The worries I will be talking about are very familiar. No one needs to be reminded of them; they are discussed, bemoaned, challenged, and argued against all the time in all sorts of media. That sounds like a reason not to talk about them further. But I believe that this great familiarity hides bewilderment, that we dont really understand these changes that worry us, that the usual run of debate about them in fact misrepresents them and thus makes us misconceive what we can do about them. The changes defining modernity are both well-known and very perplexing, and that is why its worth talking still more about them.

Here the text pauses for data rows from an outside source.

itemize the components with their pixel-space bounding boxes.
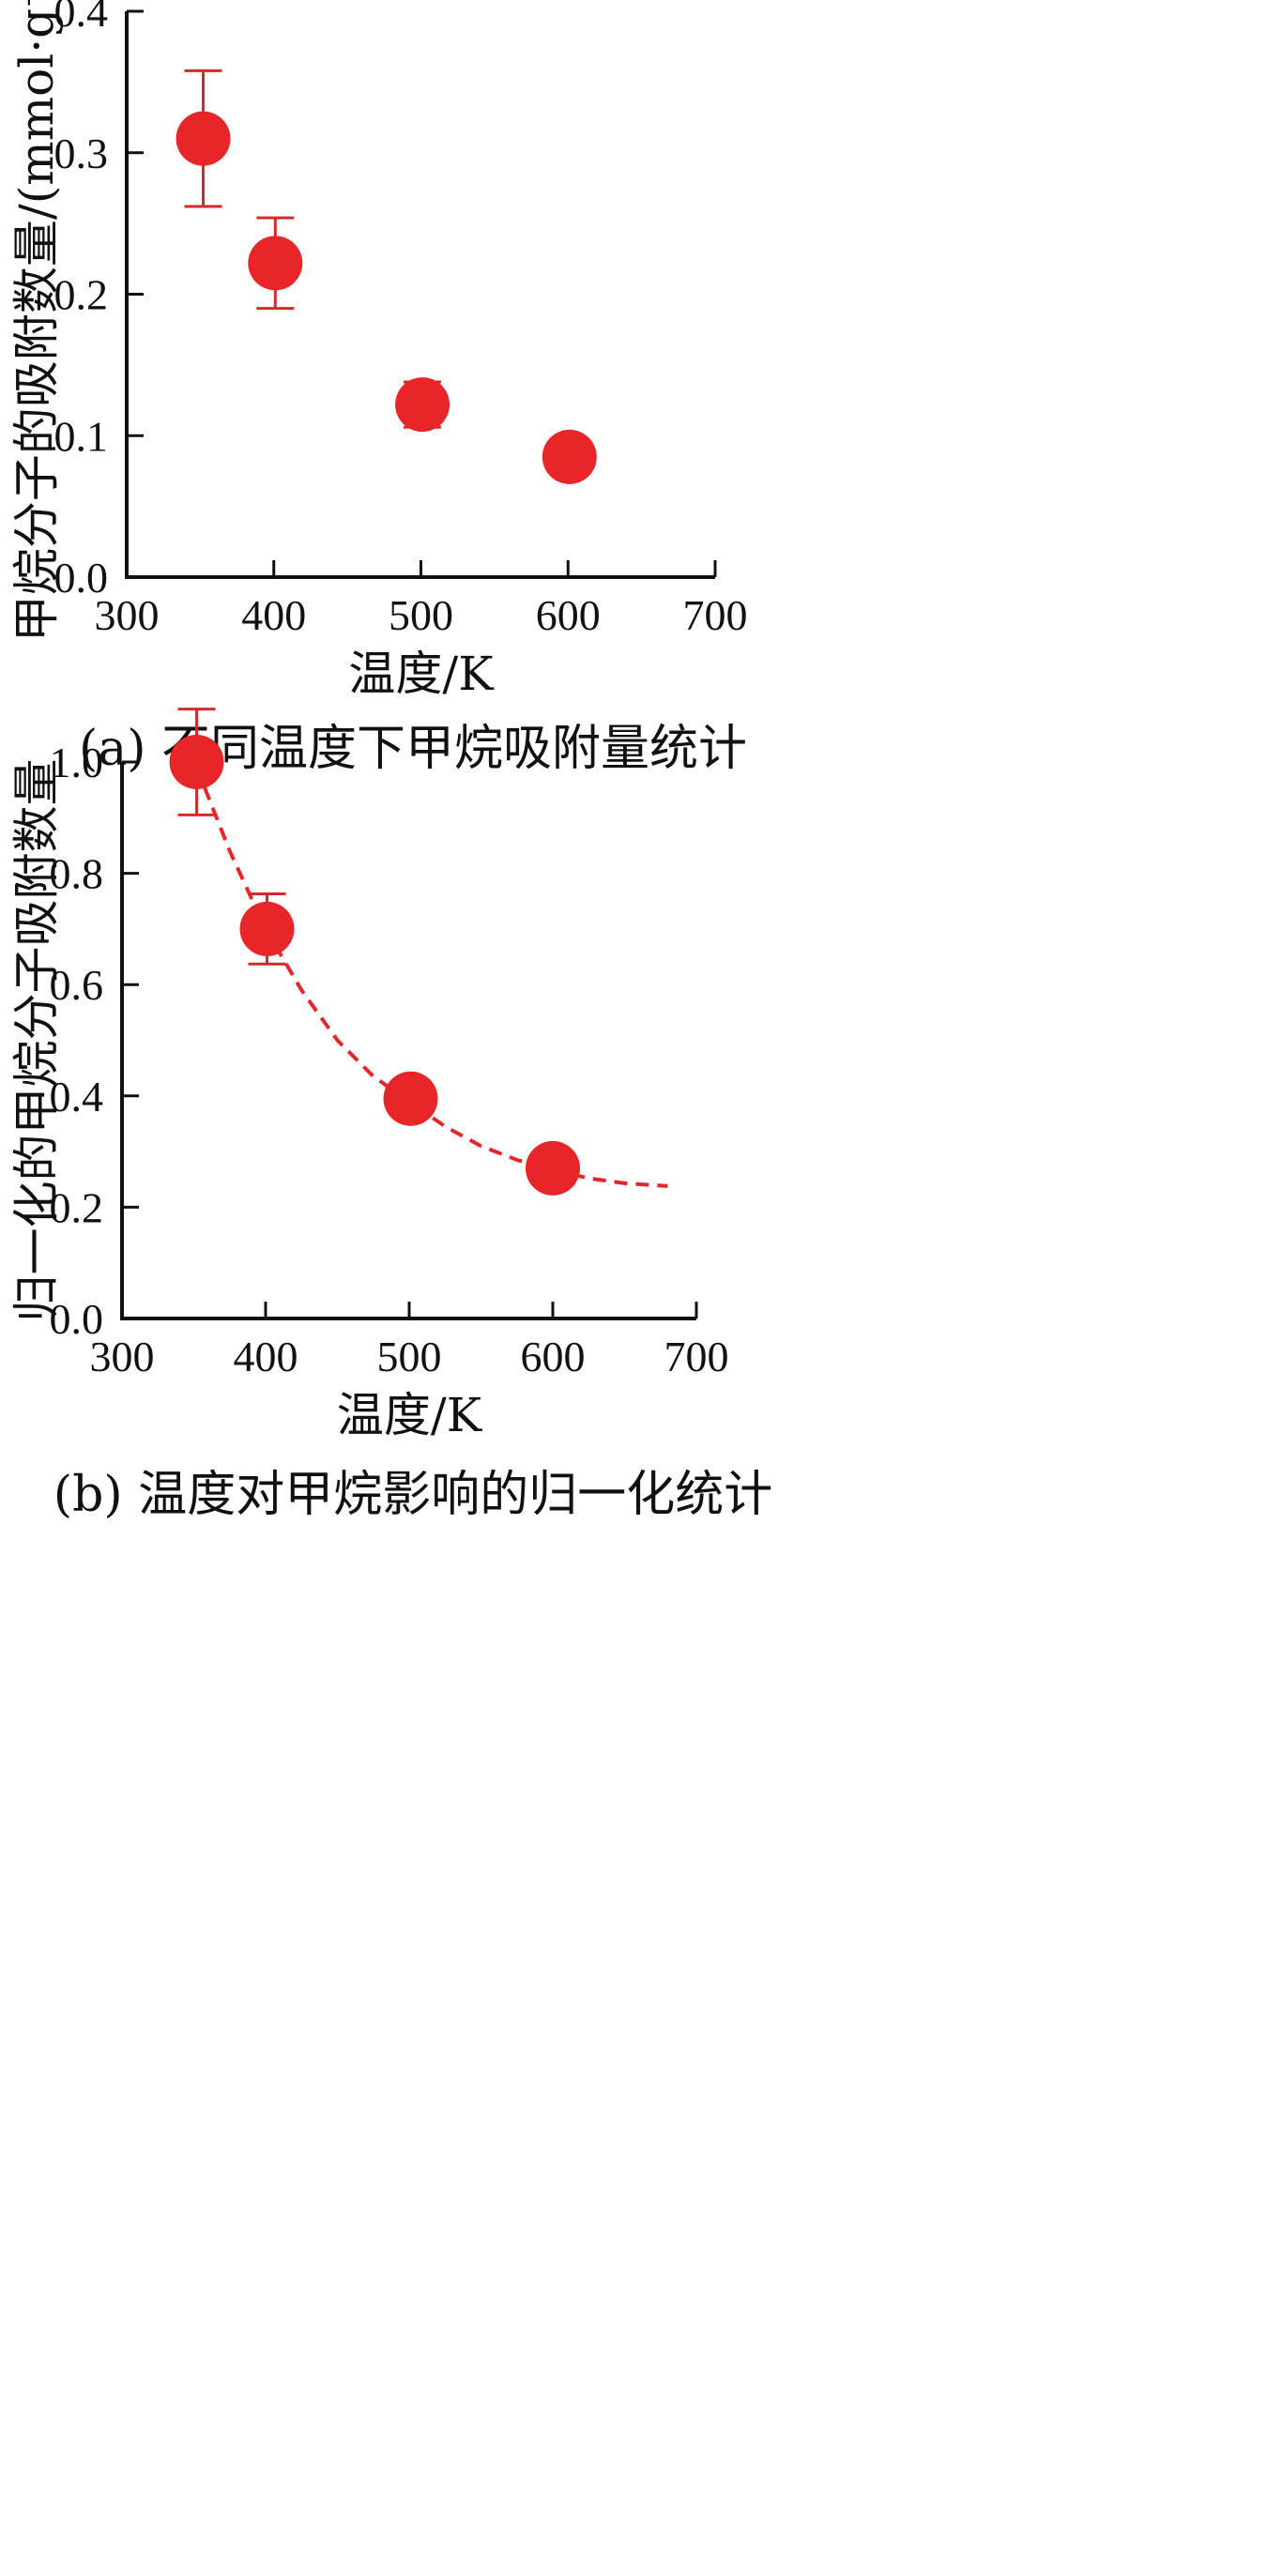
- y-axis-label: 甲烷分子的吸附数量/(mmol·g⁻¹): [9, 0, 64, 642]
- y-tick-label: 1.0: [50, 739, 104, 786]
- x-tick-label: 500: [389, 591, 453, 639]
- y-tick-label: 0.2: [50, 1183, 104, 1231]
- y-tick-label: 0.3: [54, 130, 109, 177]
- y-tick-label: 0.2: [54, 271, 109, 319]
- data-point: [176, 111, 231, 166]
- y-tick-label: 0.4: [50, 1073, 104, 1120]
- x-tick-label: 500: [377, 1333, 442, 1380]
- data-points: [176, 111, 597, 484]
- data-point: [239, 901, 295, 956]
- data-point: [395, 377, 450, 433]
- x-axis-label: 温度/K: [337, 1388, 483, 1442]
- data-point: [248, 236, 303, 291]
- data-point: [542, 429, 597, 484]
- x-tick-label: 300: [90, 1333, 155, 1380]
- chart-panel-b: 300 400 500 600 700 0.00.20.40.60.81.0 温度/K …: [9, 708, 772, 1523]
- x-tick-label: 300: [95, 591, 160, 639]
- x-tick-label: 700: [683, 591, 748, 639]
- y-tick-label: 0.4: [54, 0, 109, 36]
- x-tick-label: 600: [536, 591, 601, 639]
- y-tick-label: 0.1: [54, 412, 109, 460]
- y-tick-label: 0.0: [50, 1295, 104, 1343]
- x-tick-label: 600: [521, 1333, 586, 1380]
- chart-caption: (b) 温度对甲烷影响的归一化统计: [53, 1467, 772, 1523]
- data-point: [169, 735, 224, 789]
- y-ticks: 0.0 0.2 0.4 0.6 0.8 1.0: [50, 739, 139, 1343]
- y-tick-label: 0.6: [50, 961, 104, 1009]
- chart-panel-a: 300 400 500 600 700 0.0 0.1 0.2 0.3 0.4 温度/K 甲烷分…: [9, 0, 748, 777]
- data-point: [383, 1071, 438, 1126]
- y-tick-label: 0.8: [50, 850, 104, 898]
- x-ticks: 300 400 500 600 700: [90, 1302, 729, 1380]
- y-ticks: 0.0 0.1 0.2 0.3 0.4: [54, 0, 144, 602]
- data-points: [169, 735, 580, 1196]
- x-ticks: 300 400 500 600 700: [95, 560, 748, 639]
- data-point: [526, 1140, 580, 1196]
- y-axis-label: 归一化的甲烷分子吸附数量: [9, 759, 64, 1322]
- x-tick-label: 400: [241, 591, 306, 639]
- y-tick-label: 0.0: [54, 554, 109, 602]
- x-tick-label: 700: [664, 1333, 729, 1380]
- fit-curve: [194, 767, 668, 1188]
- x-axis-label: 温度/K: [348, 647, 495, 701]
- x-tick-label: 400: [234, 1333, 298, 1380]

(1) The first source of worry is individualism. Of course, individualism also names what many people consider the finest achievement of modern civilization. We live in a world where people have a right to choose for themselves their own pattern of life, to decide in conscience what convictions to espouse, to determine the shape of their lives in a whole host of ways that their ancestors couldnt control. And these rights are generally defended by our legal systems. In principle, people are no longer sacrificed to the demands of supposedly sacred orders that transcend them.
Very few people want to go back on this achievement. Indeed, many think that it is still incomplete, that economic arrangements, or patterns of family life, or traditional notions of hierarchy still restrict too much our freedom to be ourselves. But many of us are also ambivalent. Modern freedom was won by our breaking loose from older moral horizons. People used to see themselves as part of a larger order. In some cases, this was a cosmic order, a great chain of Being, in which humans figured in their proper place along with angels, heavenly bodies, and our fellow earthly creatures. This hierarchical order in the universe was reflected in the hierarchies of human society. People were often locked into a given place, a role and station that was properly theirs and from which it was almost unthinkable to deviate. Modern freedom came about through the discrediting of such orders.
But at the same time as they restricted us, these orders gave meaning to the world and to the activities of social life. The things that surround us were not just potential raw materials or instruments for our projects, but they had the significance given them by their place in the chain of being. The eagle was not just another bird, but the king of a whole domain of animal life. By the same token, the rituals and norms of society had more than merely instrumental significance. The discrediting of these orders has been called the disenchantment of the world. With it, things lost some of their magic.
A vigorous debate has been going on for a couple of centuries as to whether this was an unambiguously good thing. But this is not what I want to focus on here. I want to look rather at what some have seen to be the consequences for human life and meaning.